Why block and rand_ratio still appear
survival_adapt() shares its trial-data simulator with
the two-arm case. In single-arm mode the simulator skips
randomization() entirely and assigns every subject to the
treatment arm; block and rand_ratio are
therefore inert and can be left at their defaults. The
minimum-interim_look rule
(interim_look >= max(block)) only applies to two-arm
designs, so a single-arm trial can use any interim_look
strictly less than N_total.
Operating characteristics
A single trial does not tell you whether the design is
well-calibrated. To estimate power and type I error, we run the design
under each scenario using sim_trials(). The chunks below
are not run when knitting (each takes a few minutes) but illustrate the
workflow:
# Power: simulate under the alternative (true rate = 0.20)
out_power <- sim_trials(
N_trials = 1000,
hazard_treatment = ht,
hazard_control = NULL,
cutpoints = 0,
N_total = 80,
lambda = 5,
lambda_time = 0,
interim_look = 50,
end_of_study = end_of_study,
prior = c(0.1, 0.1),
block = 2,
rand_ratio = c(1, 1),
prop_loss = 0.05,
alternative = "less",
h0 = benchmark,
Fn = 0.05,
Sn = 0.95,
prob_ha = 0.95,
N_impute = 50,
N_mcmc = 2000,
method = "bayes")
# Type I error: simulate under the null (true rate = benchmark = 0.30)

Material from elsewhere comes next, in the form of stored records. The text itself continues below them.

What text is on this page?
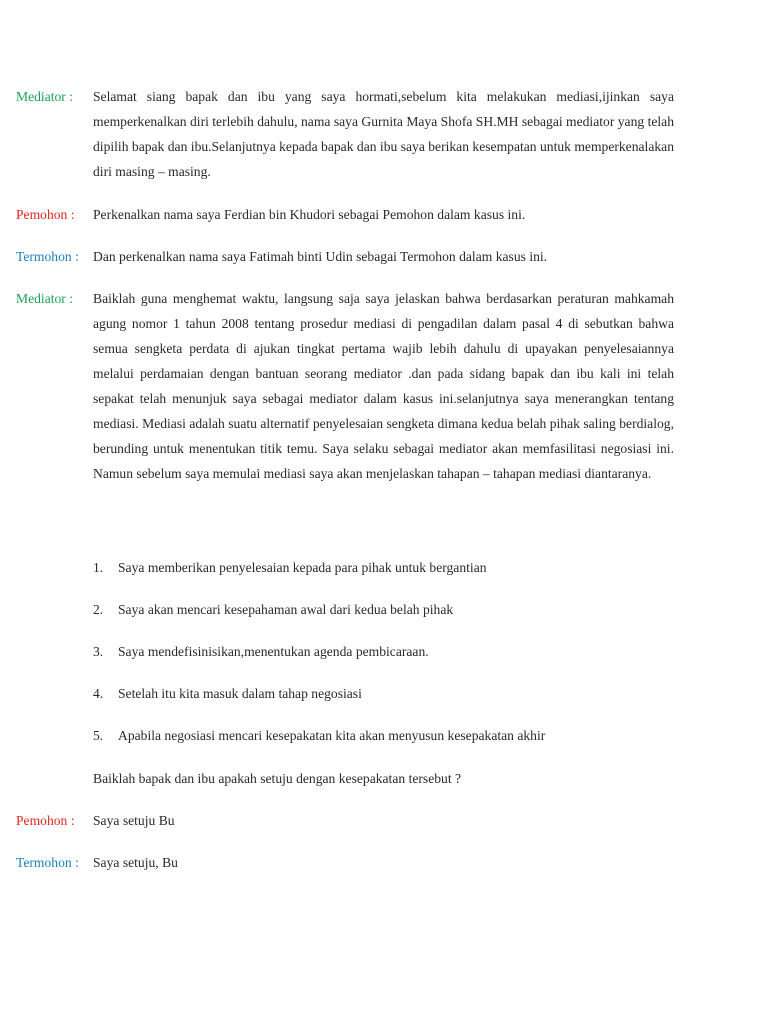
Mediator : Selamat siang bapak dan ibu yang saya hormati,sebelum kita melakukan mediasi,ijinkan saya memperkenalkan diri terlebih dahulu, nama saya Gurnita Maya Shofa SH.MH sebagai mediator yang telah dipilih bapak dan ibu.Selanjutnya kepada bapak dan ibu saya berikan kesempatan untuk memperkenalakan diri masing – masing.

Pemohon : Perkenalkan nama saya Ferdian bin Khudori sebagai Pemohon dalam kasus ini.

Termohon : Dan perkenalkan nama saya Fatimah binti Udin sebagai Termohon dalam kasus ini.

Mediator : Baiklah guna menghemat waktu, langsung saja saya jelaskan bahwa berdasarkan peraturan mahkamah agung nomor 1 tahun 2008 tentang prosedur mediasi di pengadilan dalam pasal 4 di sebutkan bahwa semua sengketa perdata di ajukan tingkat pertama wajib lebih dahulu di upayakan penyelesaiannya melalui perdamaian dengan bantuan seorang mediator .dan pada sidang bapak dan ibu kali ini telah sepakat telah menunjuk saya sebagai mediator dalam kasus ini.selanjutnya saya menerangkan tentang mediasi. Mediasi adalah suatu alternatif penyelesaian sengketa dimana kedua belah pihak saling berdialog, berunding untuk menentukan titik temu. Saya selaku sebagai mediator akan memfasilitasi negosiasi ini. Namun sebelum saya memulai mediasi saya akan menjelaskan tahapan – tahapan mediasi diantaranya.

1. Saya memberikan penyelesaian kepada para pihak untuk bergantian
2. Saya akan mencari kesepahaman awal dari kedua belah pihak
3. Saya mendefisinisikan,menentukan agenda pembicaraan.
4. Setelah itu kita masuk dalam tahap negosiasi
5. Apabila negosiasi mencari kesepakatan kita akan menyusun kesepakatan akhir
Baiklah bapak dan ibu apakah setuju dengan kesepakatan tersebut ?
Pemohon : Saya setuju Bu

Termohon : Saya setuju, Bu
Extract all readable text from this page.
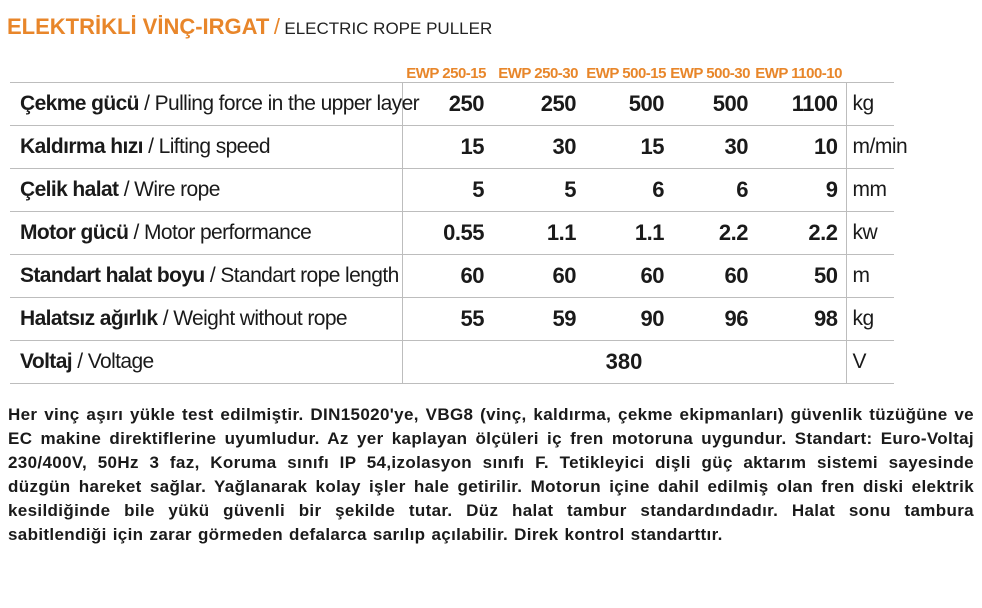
ELEKTRİKLİ VİNÇ-IRGAT / ELECTRIC ROPE PULLER
	EWP 250-15	EWP 250-30	EWP 500-15	EWP 500-30	EWP 1100-10	
Çekme gücü / Pulling force in the upper layer	250	250	500	500	1100	kg
Kaldırma hızı / Lifting speed	15	30	15	30	10	m/min
Çelik halat / Wire rope	5	5	6	6	9	mm
Motor gücü / Motor performance	0.55	1.1	1.1	2.2	2.2	kw
Standart halat boyu / Standart rope length	60	60	60	60	50	m
Halatsız ağırlık / Weight without rope	55	59	90	96	98	kg
Voltaj / Voltage	380					V

Her vinç aşırı yükle test edilmiştir. DIN15020'ye, VBG8 (vinç, kaldırma, çekme ekipmanları) güvenlik tüzüğüne ve EC makine direktiflerine uyumludur. Az yer kaplayan ölçüleri iç fren motoruna uygundur. Standart: Euro-Voltaj 230/400V, 50Hz 3 faz, Koruma sınıfı IP 54,izolasyon sınıfı F. Tetikleyici dişli güç aktarım sistemi sayesinde düzgün hareket sağlar. Yağlanarak kolay işler hale getirilir. Motorun içine dahil edilmiş olan fren diski elektrik kesildiğinde bile yükü güvenli bir şekilde tutar. Düz halat tambur standardındadır. Halat sonu tambura sabitlendiği için zarar görmeden defalarca sarılıp açılabilir. Direk kontrol standarttır.
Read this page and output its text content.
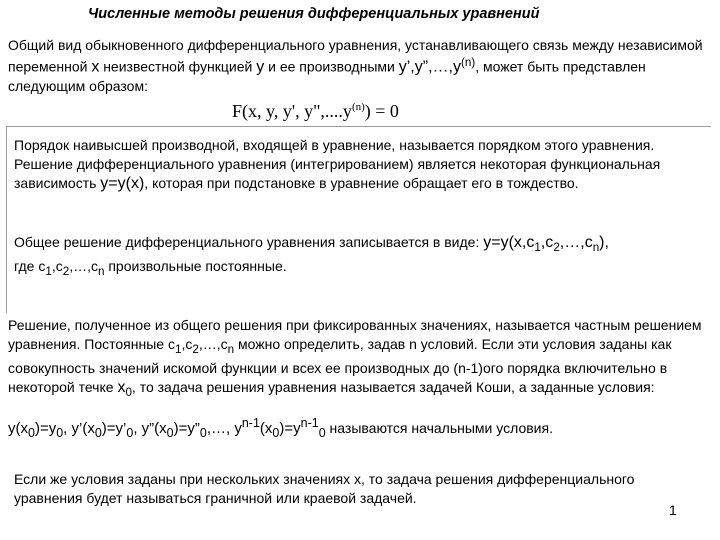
Численные методы решения дифференциальных уравнений
Общий вид обыкновенного дифференциального уравнения, устанавливающего связь между независимой переменной х неизвестной функцией у и ее производными $y’,y”,\dots,y^{(n)}$, может быть представлен следующим образом:
F(x, y, y', $y",....y^{(n)}) = 0$
Порядок наивысшей производной, входящей в уравнение, называется порядком этого уравнения. Решение дифференциального уравнения (интегрированием) является некоторая функциональная зависимость y=y(x), которая при подстановке в уравнение обращает его в тождество.
Общее решение дифференциального уравнения записывается в виде: $y=y(x,c_1,c_2,\dots,c_n)$,
где $c_1,c_2,\dots,c_n$ произвольные постоянные.
Решение, полученное из общего решения при фиксированных значениях, называется частным решением уравнения. Постоянные $c_1,c_2,\dots,c_n$ можно определить, задав n условий. Если эти условия заданы как совокупность значений искомой функции и всех ее производных до (n-1)ого порядка включительно в некоторой течке $x_0$, то задача решения уравнения называется задачей Коши, а заданные условия:
$y(x_0)=y_0$, $y’(x_0)=y’_0$, $y”(x_0)=y”_0,\dots$, $y^{n-1}(x_0)=y^{n-1}_0$ называются начальными условия.
Если же условия заданы при нескольких значениях х, то задача решения дифференциального уравнения будет называться граничной или краевой задачей.
1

ht_null <- prop_to_haz(probs = benchmark, endtime = end_of_study)
out_t1error <- sim_trials(
N_trials = 1000,
hazard_treatment = ht_null,
hazard_control = NULL,
cutpoints = 0,
N_total = 80,
lambda = 5,
lambda_time = 0,
interim_look = 50,
end_of_study = end_of_study,
prior = c(0.1, 0.1),
block = 2,
rand_ratio = c(1, 1),
prop_loss = 0.05,
alternative = "less",
h0 = benchmark,
Fn = 0.05,
Sn = 0.95,
prob_ha = 0.95,
N_impute = 50,
N_mcmc = 2000,
method = "bayes")
summarise_sims(list(out_power$sims, out_t1error$sims))Calibration proceeds the same way as for two-arm designs: if the type
I error under the null (where the true rate equals the benchmark) is
above the desired level, raise prob_ha; if power is too
low, increase N_total or relax the
Fn/Sn thresholds.
A practical caveat on benchmarks
The validity of a single-arm Goldilocks trial rests entirely on the
benchmark h0 being a fair representation of the population
the trial is enrolling. Drift in standard of care, differences in
patient mix, and unmeasured confounding all bias the comparison in a way
that randomisation would otherwise neutralise. A Bayesian framework can
incorporate uncertainty about the benchmark itself – e.g. by replacing a
fixed h0 with a prior distribution informed by historical
data – but this is outside the scope of the simple h0
scalar that survival_adapt() exposes, and would require a
custom analysis. When in doubt, simulating the design under several
plausible values of the true rate (including ones near the benchmark) is
a useful way to characterise its sensitivity.
See also
- The “Example: Two-armed RCT” vignette covers the corresponding two-arm randomised design with a log-rank decision rule.
- The “Bayesian decisions with piecewise-exponential hazards” vignette
covers the same decision rule used here, but in a two-arm setting and
with non-constant hazards. The piecewise machinery applies directly to
single-arm trials too (just keep
hazard_control = NULLand pass a per-intervalhazard_treatmentvector). -
?survival_adaptdocuments all arguments.